ABSTRACT

Studies of children's understanding of nonliteral discourse have typically assumed comprehension to be present (and fully developed) when children are able to demonstrate understanding of the speaker's implied meaning (e.g., Ackerman, 1981; Demorest, Meyer, Phelps, Gardner, & Winner, 1984; Keil, 1986; Vosniadou & Ortony, 1986; Vosniadou, Ortony, Reynolds, & Wilson, 1984; Winner, Rosenstiel, & Gardner, 1976). Thus, Demorest et al. credited children with full understanding of verbal irony when they recognized that a positive comment said in sarcastic intonation about a negative situation was intended as an insult rather than as a compliment.
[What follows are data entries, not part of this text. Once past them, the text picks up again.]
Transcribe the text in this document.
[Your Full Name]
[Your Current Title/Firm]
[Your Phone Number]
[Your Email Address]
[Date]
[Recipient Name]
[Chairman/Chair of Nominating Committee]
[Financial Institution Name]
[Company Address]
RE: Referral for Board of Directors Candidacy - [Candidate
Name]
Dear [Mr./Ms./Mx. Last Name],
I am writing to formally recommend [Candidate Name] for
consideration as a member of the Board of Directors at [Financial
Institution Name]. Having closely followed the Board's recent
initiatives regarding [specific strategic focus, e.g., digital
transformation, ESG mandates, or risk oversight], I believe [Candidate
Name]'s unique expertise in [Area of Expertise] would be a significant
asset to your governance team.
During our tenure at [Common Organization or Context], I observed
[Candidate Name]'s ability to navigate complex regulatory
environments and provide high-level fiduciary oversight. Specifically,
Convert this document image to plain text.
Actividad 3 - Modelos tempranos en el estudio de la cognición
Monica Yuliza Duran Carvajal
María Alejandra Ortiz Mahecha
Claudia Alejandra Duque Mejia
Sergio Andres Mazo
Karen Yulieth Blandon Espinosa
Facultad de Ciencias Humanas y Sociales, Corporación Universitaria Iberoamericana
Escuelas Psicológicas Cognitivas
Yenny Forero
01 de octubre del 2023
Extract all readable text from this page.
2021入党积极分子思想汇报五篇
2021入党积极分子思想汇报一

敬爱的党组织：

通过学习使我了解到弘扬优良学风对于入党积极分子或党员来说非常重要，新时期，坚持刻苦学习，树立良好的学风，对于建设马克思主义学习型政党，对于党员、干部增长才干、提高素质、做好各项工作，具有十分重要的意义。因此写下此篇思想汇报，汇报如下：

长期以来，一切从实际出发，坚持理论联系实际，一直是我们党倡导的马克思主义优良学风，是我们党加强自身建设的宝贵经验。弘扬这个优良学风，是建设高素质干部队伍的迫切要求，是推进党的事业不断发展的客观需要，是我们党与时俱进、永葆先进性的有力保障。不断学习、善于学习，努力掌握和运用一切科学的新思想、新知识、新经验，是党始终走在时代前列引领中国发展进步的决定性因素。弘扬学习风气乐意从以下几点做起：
For example, children heard a story in which a speaker says in sarcastic intonation, Your haircut looks terrific, to someone who has an obviously bad haircut. When children indicated that they understood that the speaker meant that the haircut was, in fact, bad rather than good, they were considered to have understood the utterance. The same assumption was made in studies of metaphor. For example, Vosniadou and Ortony (1986) told children a story about a shy child named Sally whose mother is taking her to her first day of school. The story ends with a sentence containing the metaphor "Sally was a bird flying to her nest." When children could show through enactment with dolls or through verbal paraphrase that this meant that Sally ran back to her mother (rather than that Sally turned into a bird), they were considered to have understood the metaphor.